Ham serves as a traditional holiday dish, as well as a versatile centerpiece to a weekday dinner. Even leftovers make a great meal, including cold slices between two pieces of soft bread. This rose-colored meat typically comes from the rear legs of hogs. Many varieties are available, from ready-to-eat Italian prosciutto to smoked shank portions that require several hours of baking. Always review preparation instructions on the packaging labels as part of understanding how to make a ham dinner.
Select a ham according to your family's tastes, such as smoked, sugar cured or lean varieties. Count the number of guests who will be at your dinner table. A standard rule is 1/4 to 1/3 pound per person of boneless ham, 1/3 to 1/2 pound for small boned hams, and 3/4 to one pound per guest with a large bone, according to What's Cooking America. Assemble plenty of foil, a platter that fits in your refrigerator for defrosting, a meat thermometer, and a roasting pan for oven cooking.
The safest method of defrosting a frozen ham is inside your refrigerator, according to What's Cooking America. Allow four to five hours per pound for a small ham, or five to seven hours for each pound of a larger roast. Pork can remain inside the refrigerator up to five days after thawing, so you can defrost early to save steps on cooking day. Place the unthawed ham on a platter on the bottom shelf of the refrigerator with the wrapping intact. You also can remove the outer packaging and loosely cover the meat in foil.
Follow the instructions on your ham's packaging. Some pork products are pre-cooked and ready to eat, such as canned or vacuum-packed products. Remove your already-cooked ham from its packaging and reheat in a 325-degree Fahrenheit oven until your meat thermometer reaches 140 degrees. These hams generally require four to 30 minutes of heating time per pound.
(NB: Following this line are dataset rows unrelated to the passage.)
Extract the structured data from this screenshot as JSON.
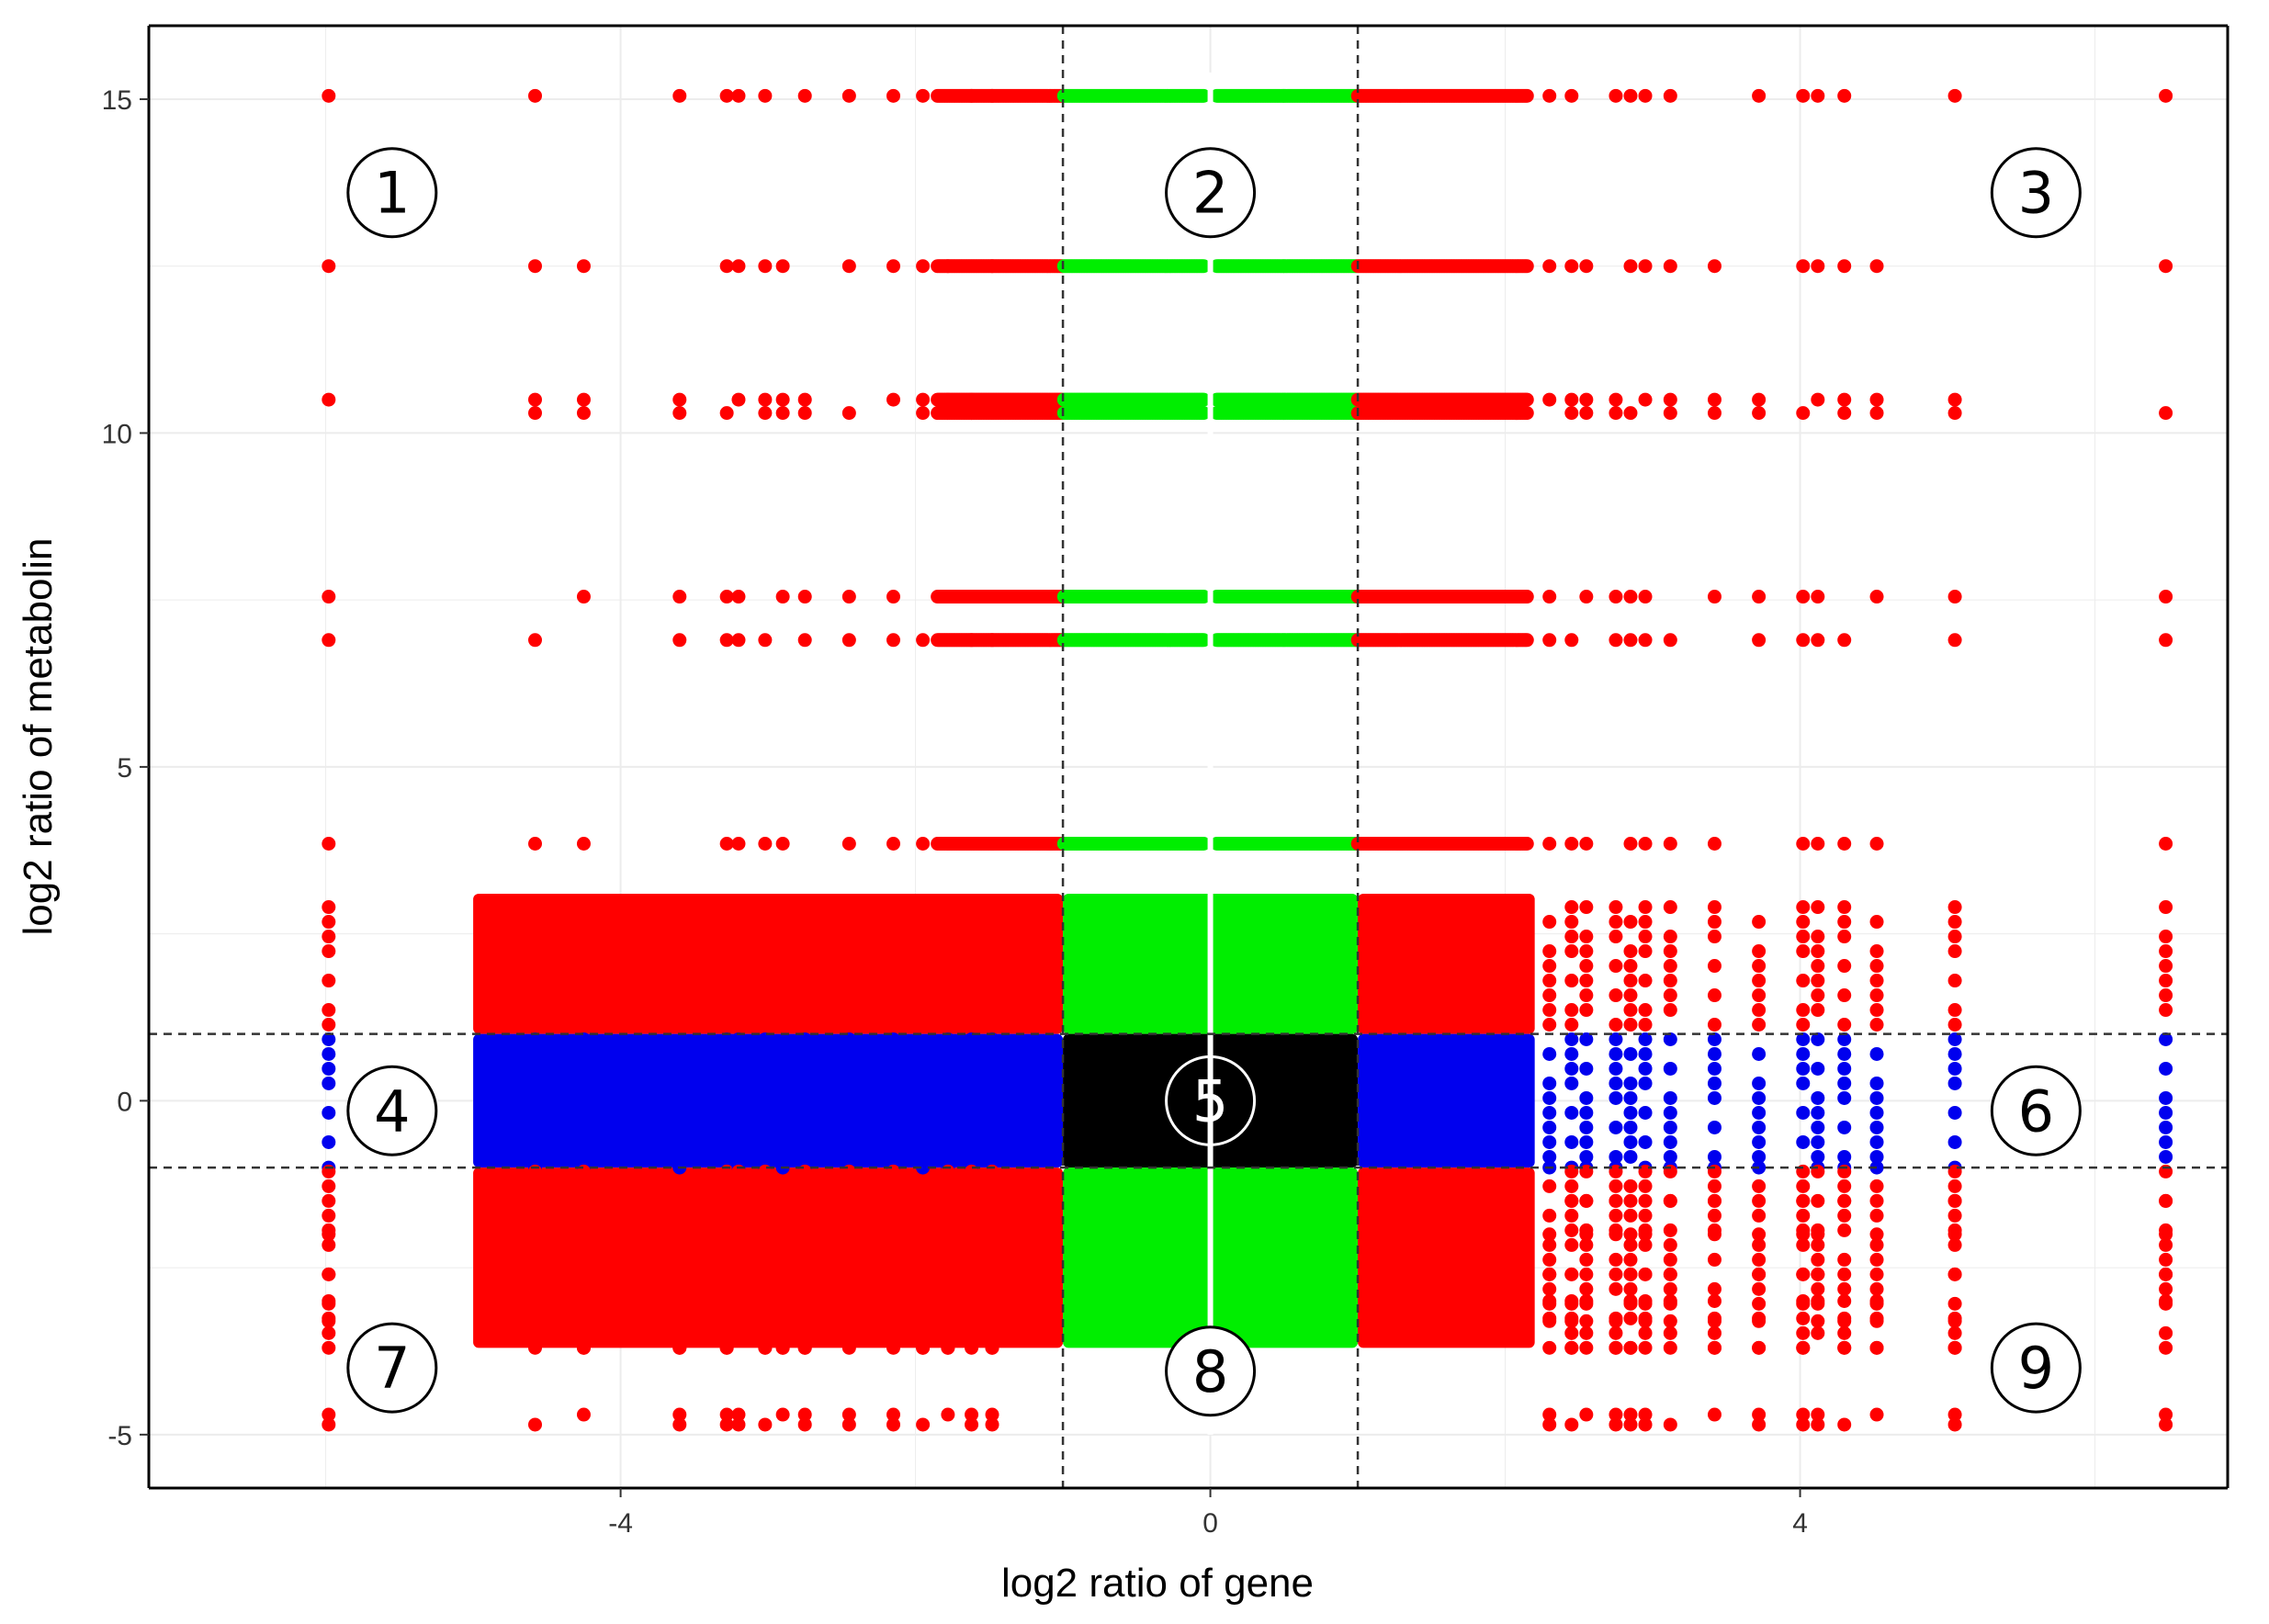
{
  "chart_data": {
    "type": "scatter",
    "title": "",
    "xlabel": "log2 ratio of gene",
    "ylabel": "log2 ratio of metabolin",
    "xlim": [
      -7.2,
      6.9
    ],
    "ylim": [
      -5.8,
      16.1
    ],
    "x_ticks": [
      -4,
      0,
      4
    ],
    "x_tick_labels": [
      "-4",
      "0",
      "4"
    ],
    "y_ticks": [
      -5,
      0,
      5,
      10,
      15
    ],
    "y_tick_labels": [
      "-5",
      "0",
      "5",
      "10",
      "15"
    ],
    "grid": true,
    "legend": "none",
    "thresholds": {
      "gene": [
        -1,
        1
      ],
      "metabolite": [
        -1,
        1
      ]
    },
    "colors": {
      "red": "#ff0000",
      "green": "#00ee00",
      "blue": "#0000ee",
      "black": "#000000",
      "background": "#ffffff",
      "grid": "#ececec",
      "threshold_line": "#333333"
    },
    "metabolite_levels_high": [
      15.05,
      12.5,
      10.5,
      10.3,
      7.55,
      6.9,
      3.85
    ],
    "metabolite_levels_low": [
      -1.0,
      -1.5,
      -2.0,
      -2.6,
      -3.0,
      -3.3,
      -3.7,
      -4.7,
      -4.85
    ],
    "bands": [
      {
        "series": "red",
        "x": [
          -5.0,
          -1.0
        ],
        "y": [
          1.0,
          3.1
        ]
      },
      {
        "series": "green",
        "x": [
          -1.0,
          1.0
        ],
        "y": [
          1.0,
          3.1
        ]
      },
      {
        "series": "red",
        "x": [
          1.0,
          2.2
        ],
        "y": [
          1.0,
          3.1
        ]
      },
      {
        "series": "blue",
        "x": [
          -5.0,
          -1.0
        ],
        "y": [
          -1.0,
          1.0
        ]
      },
      {
        "series": "black",
        "x": [
          -1.0,
          1.0
        ],
        "y": [
          -1.0,
          1.0
        ]
      },
      {
        "series": "blue",
        "x": [
          1.0,
          2.2
        ],
        "y": [
          -1.0,
          1.0
        ]
      },
      {
        "series": "red",
        "x": [
          -5.0,
          -1.0
        ],
        "y": [
          -3.7,
          -1.0
        ]
      },
      {
        "series": "green",
        "x": [
          -1.0,
          1.0
        ],
        "y": [
          -3.7,
          -1.0
        ]
      },
      {
        "series": "red",
        "x": [
          1.0,
          2.2
        ],
        "y": [
          -3.7,
          -1.0
        ]
      }
    ],
    "gene_columns": [
      -5.98,
      -4.58,
      -4.25,
      -3.6,
      -3.28,
      -3.2,
      -3.02,
      -2.9,
      -2.75,
      -2.45,
      -2.15,
      -1.95,
      -1.78,
      -1.62,
      -1.48,
      2.3,
      2.45,
      2.55,
      2.75,
      2.85,
      2.95,
      3.12,
      3.42,
      3.72,
      4.02,
      4.12,
      4.3,
      4.52,
      5.05,
      6.48
    ],
    "region_labels": [
      "1",
      "2",
      "3",
      "4",
      "5",
      "6",
      "7",
      "8",
      "9"
    ],
    "region_centers": [
      {
        "label": "1",
        "x": -5.55,
        "y": 13.6
      },
      {
        "label": "2",
        "x": 0.0,
        "y": 13.6
      },
      {
        "label": "3",
        "x": 5.6,
        "y": 13.6
      },
      {
        "label": "4",
        "x": -5.55,
        "y": -0.15
      },
      {
        "label": "5",
        "x": 0.0,
        "y": 0.0
      },
      {
        "label": "6",
        "x": 5.6,
        "y": -0.15
      },
      {
        "label": "7",
        "x": -5.55,
        "y": -4.0
      },
      {
        "label": "8",
        "x": 0.0,
        "y": -4.05
      },
      {
        "label": "9",
        "x": 5.6,
        "y": -4.0
      }
    ]
  }
}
Uncooked hams require the same a 325-degree oven setting, and your meat temperature must hit 145 degrees before serving. Cooking times generally require 18 to 40 minutes per pound of meat.
Make your pork come alive with special flavors and glazes. Apply these special seasonings during the last 15 to 60 minutes of baking. Sprinkle some powdered mustard and brown sugar. Other suggestions are to coat your ham with honey and brown sugar, honey and creamy buttermilk dressing, or light corn syrup and fruit preserves like apricot or raspberry. Another idea is to baste with a combination of orange and pear juices. You can skip the extra sauces by roasting with the fat side up so that your ham bastes in its own brine during cooking.
Your baked ham represents the crowning glory of your dinner menu, whether it's Easter brunch or an everyday meal. Complement this succulent pork with some traditional side dishes like scalloped or garlic mashed potatoes. Serve a healthy vegetable dish such as green beans, asparagus or a mixed green salad topped with creamy dressing. A fresh fruit medley of berries, grapes, pineapple and creamy blue cheese dressing served with your ham can be an instant hit with your family.